Das dringlichste Begehr seiner Amtszeit blieb unerfüllt: ein besserer Standort mit mehr Platz und Aufenthaltsqualität. "Das war meine größte Niederlage", gibt Marberg zu. Zwar habe es kleine, hoffnungsvolle Schritte gegeben: der Besuch der hochmodernen Bibliothek in Marktheidenfeld 2018, das Ins-Spielkommen des früheren Modehauses Fläschner in der Ludwigstraße wenig später. Doch letztlich habe nichts geklappt.
Marberg geht noch weiter: "Momentan ist ein neuer Standort für die Stadtbücherei auf der Agenda nicht präsent." Was er verstehen kann bei großen Aufgaben wie dem Teilneubau der Sinnflut und der Konsolidierung der städtischen Finanzen. Aber der scheidende Leiter sagt auch, man müsse innovativ sein und mit der Zeit gehen, weil eine Bibliothek sonst ihren gesellschaftlichen Wert verliere.
Marberg führte nicht nur Bücherei und Archiv, sondern organisierte als Kulturbüroleiter diverse Veranstaltungen, wie den Mittelaltermarkt, sowie die Volkshochschule. Intensiv überlegte er, wie der Valentin-Becker-Preis auf eine höhere Ebene gehoben werden kann. Besitze der doch nationale Tragweite, mit dem besten, was im mittleren Chorbereich zu finden sei. Immerhin kam ein neues Preislogo heraus.
Aber auch die Partnerschaftstreffen waren dem 34-Jährigen wichtig, "um Grenzen zu überwinden oder gar nicht erst zuzulassen". Diese Botschaft trug auch das Benefizkonzert für die Ukrainehilfe vom Juni.

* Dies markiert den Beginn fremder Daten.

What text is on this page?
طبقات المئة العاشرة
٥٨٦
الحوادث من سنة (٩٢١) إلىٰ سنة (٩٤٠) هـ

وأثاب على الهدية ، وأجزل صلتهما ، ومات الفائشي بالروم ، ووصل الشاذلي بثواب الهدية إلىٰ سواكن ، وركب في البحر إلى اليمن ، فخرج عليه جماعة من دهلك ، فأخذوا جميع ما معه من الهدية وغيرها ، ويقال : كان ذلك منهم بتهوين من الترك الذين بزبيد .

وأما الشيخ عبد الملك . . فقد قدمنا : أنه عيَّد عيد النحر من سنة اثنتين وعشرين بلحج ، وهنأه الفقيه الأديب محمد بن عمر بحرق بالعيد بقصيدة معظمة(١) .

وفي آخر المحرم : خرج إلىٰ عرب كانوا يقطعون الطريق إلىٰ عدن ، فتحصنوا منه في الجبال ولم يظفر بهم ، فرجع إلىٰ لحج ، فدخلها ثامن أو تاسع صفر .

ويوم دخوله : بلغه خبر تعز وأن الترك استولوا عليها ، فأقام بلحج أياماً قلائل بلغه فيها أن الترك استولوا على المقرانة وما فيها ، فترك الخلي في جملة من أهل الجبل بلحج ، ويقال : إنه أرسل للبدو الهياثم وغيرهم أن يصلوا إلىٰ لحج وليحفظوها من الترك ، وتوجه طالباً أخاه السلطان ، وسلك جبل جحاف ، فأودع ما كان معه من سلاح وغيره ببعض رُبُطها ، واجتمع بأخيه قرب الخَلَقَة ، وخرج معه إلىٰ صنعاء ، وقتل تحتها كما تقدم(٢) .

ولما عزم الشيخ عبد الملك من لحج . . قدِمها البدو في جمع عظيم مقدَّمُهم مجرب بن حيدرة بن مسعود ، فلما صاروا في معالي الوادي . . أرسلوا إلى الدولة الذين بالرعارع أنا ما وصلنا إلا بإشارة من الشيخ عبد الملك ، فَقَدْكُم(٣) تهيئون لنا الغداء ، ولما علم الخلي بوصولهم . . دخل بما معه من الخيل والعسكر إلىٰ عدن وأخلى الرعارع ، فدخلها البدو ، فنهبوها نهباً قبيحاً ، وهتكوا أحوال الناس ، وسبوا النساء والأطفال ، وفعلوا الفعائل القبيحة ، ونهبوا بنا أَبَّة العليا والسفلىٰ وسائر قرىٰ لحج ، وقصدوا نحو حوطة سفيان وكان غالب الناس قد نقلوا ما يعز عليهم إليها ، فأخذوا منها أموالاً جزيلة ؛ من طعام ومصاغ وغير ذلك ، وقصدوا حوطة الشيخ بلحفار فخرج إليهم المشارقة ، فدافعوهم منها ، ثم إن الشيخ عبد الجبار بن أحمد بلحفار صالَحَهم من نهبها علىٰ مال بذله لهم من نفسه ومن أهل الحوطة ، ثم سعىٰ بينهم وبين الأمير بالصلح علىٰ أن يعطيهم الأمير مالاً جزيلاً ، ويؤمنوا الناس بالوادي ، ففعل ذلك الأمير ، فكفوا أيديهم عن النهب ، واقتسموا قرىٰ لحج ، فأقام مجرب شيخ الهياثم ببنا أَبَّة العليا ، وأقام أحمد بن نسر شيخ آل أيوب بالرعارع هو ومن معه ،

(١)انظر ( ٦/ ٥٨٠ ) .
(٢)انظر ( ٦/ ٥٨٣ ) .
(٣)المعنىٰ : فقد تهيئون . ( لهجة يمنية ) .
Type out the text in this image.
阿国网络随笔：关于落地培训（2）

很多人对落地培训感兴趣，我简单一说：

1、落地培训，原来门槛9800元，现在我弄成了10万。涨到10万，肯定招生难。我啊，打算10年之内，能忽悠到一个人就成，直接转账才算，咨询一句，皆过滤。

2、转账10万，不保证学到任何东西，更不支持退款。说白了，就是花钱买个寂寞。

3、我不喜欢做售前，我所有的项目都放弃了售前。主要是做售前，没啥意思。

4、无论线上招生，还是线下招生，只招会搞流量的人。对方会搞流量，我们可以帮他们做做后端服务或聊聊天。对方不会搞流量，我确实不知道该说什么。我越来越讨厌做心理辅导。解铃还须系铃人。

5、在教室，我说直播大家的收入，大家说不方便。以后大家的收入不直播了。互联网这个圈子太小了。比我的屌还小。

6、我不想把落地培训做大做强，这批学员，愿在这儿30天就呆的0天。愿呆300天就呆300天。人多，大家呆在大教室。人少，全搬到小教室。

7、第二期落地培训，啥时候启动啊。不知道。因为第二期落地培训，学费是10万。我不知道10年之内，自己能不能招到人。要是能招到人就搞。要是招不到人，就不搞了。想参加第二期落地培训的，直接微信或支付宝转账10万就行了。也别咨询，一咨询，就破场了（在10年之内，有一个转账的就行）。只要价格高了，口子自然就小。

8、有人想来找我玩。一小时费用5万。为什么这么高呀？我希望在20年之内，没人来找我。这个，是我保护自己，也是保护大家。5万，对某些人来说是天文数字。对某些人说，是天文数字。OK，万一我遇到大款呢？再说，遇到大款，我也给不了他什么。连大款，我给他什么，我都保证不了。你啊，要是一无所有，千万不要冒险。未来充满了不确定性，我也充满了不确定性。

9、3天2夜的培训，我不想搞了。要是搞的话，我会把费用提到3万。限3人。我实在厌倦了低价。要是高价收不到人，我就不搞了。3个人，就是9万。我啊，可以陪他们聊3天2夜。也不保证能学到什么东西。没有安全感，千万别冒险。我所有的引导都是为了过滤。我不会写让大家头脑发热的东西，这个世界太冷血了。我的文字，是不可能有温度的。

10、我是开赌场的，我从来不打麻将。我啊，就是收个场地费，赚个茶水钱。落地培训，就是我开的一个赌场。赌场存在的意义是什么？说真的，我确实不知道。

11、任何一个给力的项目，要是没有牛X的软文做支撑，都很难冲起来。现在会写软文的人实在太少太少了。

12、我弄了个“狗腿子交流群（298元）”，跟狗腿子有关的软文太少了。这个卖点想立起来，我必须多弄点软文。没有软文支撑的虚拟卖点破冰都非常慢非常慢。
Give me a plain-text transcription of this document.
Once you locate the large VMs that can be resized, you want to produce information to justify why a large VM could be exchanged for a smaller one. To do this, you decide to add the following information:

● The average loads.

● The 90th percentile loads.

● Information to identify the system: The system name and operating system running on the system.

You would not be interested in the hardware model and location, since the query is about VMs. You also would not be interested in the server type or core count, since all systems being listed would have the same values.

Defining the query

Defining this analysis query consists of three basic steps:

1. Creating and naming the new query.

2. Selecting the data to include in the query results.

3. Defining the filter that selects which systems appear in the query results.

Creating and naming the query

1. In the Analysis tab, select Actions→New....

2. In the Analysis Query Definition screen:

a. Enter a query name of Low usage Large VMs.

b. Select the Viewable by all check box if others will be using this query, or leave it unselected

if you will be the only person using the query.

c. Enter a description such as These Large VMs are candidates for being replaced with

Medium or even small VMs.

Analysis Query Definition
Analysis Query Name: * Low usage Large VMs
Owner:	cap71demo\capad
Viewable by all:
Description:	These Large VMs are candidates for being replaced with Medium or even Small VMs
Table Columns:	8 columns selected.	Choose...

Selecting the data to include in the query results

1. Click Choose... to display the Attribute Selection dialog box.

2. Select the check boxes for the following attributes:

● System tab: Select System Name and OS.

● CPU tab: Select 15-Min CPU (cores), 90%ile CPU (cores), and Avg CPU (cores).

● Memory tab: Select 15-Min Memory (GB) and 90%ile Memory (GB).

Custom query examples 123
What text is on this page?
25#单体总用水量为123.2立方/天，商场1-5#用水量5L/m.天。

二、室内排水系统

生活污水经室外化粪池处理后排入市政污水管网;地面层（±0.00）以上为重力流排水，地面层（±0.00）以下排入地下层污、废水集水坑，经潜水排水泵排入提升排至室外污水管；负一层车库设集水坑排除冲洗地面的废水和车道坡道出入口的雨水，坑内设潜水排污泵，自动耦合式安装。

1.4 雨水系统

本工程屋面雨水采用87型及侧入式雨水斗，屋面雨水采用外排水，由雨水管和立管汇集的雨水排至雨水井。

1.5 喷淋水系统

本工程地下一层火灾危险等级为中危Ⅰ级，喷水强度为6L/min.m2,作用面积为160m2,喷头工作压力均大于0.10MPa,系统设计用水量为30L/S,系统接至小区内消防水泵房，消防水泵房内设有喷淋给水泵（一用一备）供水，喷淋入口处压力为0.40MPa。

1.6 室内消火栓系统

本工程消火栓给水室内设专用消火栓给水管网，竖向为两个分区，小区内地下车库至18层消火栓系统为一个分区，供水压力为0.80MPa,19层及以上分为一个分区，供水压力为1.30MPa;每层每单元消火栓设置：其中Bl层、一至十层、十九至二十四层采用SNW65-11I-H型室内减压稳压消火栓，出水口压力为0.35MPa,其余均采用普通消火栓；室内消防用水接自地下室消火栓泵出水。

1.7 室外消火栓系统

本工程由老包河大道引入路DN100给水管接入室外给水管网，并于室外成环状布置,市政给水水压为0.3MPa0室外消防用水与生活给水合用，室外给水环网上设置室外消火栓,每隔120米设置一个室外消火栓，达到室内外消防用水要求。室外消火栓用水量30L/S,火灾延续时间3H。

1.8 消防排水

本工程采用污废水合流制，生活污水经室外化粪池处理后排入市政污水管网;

Neue Aufgabe in Oberbayern
Sein Engagement und Wissen nimmt Jan Marberg nun nach Weilheim in Oberbayern mit, von der Einwohnerzahl her vergleichbar mit Bad Kissingen (rund 21 500). Dort wird er "nur" für die etwas größere Bibliothek mit mehr Mitarbeiterinnen zuständig sein. Ein Vorteil, weil er nur ein Aufgabenfeld abdecken muss.
Seinen Stil will er in Weilheim grundsätzlich weiterpflegen, Erfahrungen aus Bad Brückenau einfließen lassen. Und er hofft, dass die Stadtbibliothek doch noch einen ihr gebührenden Standort findet.